Olimpia Sports Hall () is an indoor arena in Ploiești, Romania. Its best known tenant was the men's basketball club CSU Asesoft, one of the top teams of the Romanian championship.

Use

Asesoft
Olimpia Sports Hall has hosted FIBA EuroCup Challenge final four of the 2004–05  season, where CSU Asesoft 
won the trophy for the first time in a final against PBC Lokomotiv Kuban after 75-74. Asesoft played in Olimpia 2013–14 and 2014–15 Eurocup season and hosted one of the biggest teams of Europa as BC Khimki, Hapoel Jerusalem B.C., BC Krasny Oktyabr, 
KK Partizan or BC Lietuvos rytas.
They have won 9 national championships in Olimpia between 2004-2010 and 2014-2015. In 2012 and 2013 the hall was renovated so it could not host 2 more national titles.

Tricolorul LMV
Tricolorul LMV played since 2015 Divizia A1 games in Olimpia becoming in 
2017–18 for the very first time national champions and also cup winners.

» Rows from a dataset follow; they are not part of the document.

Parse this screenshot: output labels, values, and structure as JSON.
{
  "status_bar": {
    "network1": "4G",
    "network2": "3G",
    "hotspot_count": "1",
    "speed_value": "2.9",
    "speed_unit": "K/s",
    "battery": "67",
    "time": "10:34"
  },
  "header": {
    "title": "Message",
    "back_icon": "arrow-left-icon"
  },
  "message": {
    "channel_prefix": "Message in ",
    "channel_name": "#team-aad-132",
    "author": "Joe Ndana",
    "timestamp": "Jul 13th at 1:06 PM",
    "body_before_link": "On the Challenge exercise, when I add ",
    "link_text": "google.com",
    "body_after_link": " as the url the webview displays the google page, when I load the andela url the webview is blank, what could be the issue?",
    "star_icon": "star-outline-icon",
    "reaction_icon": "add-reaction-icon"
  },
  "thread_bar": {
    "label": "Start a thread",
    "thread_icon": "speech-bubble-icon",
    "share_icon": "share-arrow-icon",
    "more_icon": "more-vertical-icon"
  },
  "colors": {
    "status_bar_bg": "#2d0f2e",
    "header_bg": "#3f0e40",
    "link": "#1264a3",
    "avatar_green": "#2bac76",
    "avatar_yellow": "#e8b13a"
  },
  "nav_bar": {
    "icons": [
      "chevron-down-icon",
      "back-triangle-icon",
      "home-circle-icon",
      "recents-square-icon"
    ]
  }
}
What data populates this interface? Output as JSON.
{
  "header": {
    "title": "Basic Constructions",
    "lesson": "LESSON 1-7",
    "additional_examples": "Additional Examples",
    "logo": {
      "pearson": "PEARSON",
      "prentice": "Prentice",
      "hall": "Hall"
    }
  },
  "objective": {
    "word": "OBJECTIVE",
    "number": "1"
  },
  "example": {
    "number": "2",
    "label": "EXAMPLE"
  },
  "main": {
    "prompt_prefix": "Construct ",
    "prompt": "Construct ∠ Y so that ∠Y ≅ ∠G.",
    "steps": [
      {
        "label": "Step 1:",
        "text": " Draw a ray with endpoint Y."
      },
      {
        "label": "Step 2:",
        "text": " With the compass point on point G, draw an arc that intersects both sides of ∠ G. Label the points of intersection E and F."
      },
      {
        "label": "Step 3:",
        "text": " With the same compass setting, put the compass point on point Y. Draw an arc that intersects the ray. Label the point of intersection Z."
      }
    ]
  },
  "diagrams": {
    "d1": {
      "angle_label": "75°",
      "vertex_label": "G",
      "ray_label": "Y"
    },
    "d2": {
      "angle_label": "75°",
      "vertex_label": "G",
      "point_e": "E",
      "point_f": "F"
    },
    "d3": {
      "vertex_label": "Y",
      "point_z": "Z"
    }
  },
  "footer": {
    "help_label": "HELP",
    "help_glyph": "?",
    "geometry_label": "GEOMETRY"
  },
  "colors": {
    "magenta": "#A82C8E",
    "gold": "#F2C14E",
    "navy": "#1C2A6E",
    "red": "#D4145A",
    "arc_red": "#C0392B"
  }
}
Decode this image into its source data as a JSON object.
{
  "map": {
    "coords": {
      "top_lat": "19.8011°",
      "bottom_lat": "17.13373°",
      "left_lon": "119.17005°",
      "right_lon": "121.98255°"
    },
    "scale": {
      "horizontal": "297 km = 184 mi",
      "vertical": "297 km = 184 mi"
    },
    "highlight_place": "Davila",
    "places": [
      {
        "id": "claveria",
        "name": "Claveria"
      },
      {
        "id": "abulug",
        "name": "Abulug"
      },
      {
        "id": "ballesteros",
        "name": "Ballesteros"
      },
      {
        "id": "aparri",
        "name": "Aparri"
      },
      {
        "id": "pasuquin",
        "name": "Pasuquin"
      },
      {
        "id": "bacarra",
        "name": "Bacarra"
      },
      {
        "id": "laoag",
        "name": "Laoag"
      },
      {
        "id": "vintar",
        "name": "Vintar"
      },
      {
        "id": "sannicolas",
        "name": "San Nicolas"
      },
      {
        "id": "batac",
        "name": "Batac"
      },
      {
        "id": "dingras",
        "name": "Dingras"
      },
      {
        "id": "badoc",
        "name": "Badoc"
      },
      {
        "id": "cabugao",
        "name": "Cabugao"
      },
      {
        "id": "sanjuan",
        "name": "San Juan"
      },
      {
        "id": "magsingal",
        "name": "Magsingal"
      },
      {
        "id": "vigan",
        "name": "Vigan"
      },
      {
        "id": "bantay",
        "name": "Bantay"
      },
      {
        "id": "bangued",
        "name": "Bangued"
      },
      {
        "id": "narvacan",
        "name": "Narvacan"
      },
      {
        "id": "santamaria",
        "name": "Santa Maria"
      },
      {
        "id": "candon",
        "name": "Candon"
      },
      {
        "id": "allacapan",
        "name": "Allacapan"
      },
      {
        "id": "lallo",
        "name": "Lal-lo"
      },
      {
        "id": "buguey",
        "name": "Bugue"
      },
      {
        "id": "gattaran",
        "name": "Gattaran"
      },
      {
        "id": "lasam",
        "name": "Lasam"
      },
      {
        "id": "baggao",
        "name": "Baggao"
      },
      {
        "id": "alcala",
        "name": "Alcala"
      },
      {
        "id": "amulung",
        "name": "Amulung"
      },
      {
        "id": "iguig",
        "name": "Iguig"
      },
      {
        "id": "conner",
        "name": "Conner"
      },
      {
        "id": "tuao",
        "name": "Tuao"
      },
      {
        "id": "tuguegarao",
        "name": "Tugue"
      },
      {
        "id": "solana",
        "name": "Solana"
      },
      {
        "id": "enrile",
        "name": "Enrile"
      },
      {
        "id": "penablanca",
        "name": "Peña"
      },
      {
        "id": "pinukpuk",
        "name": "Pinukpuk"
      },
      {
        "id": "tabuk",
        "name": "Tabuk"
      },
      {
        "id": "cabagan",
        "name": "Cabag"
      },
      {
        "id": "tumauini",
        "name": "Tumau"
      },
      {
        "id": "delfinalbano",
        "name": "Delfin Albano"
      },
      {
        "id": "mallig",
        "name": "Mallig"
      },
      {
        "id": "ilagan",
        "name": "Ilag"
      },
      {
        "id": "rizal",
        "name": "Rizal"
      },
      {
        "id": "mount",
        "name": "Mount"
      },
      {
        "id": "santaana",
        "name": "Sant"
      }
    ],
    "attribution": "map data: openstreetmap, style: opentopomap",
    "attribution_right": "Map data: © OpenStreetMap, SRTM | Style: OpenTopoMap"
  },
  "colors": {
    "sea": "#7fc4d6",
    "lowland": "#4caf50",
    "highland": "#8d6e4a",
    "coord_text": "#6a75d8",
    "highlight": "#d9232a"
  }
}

They will host 2018-2019 Champions League games in December 2018 for the first time in Ploiesti.

CSM Ploiesti
All sections from this club owned by the municipality of Ploiesti plays their home games here, including juniors games.

Milestones
In honour of great performances, two banners with Antonio Alexe and Vladimir Arnautovic are hanged at the north wall of the hall near ones with Asesoft's titles.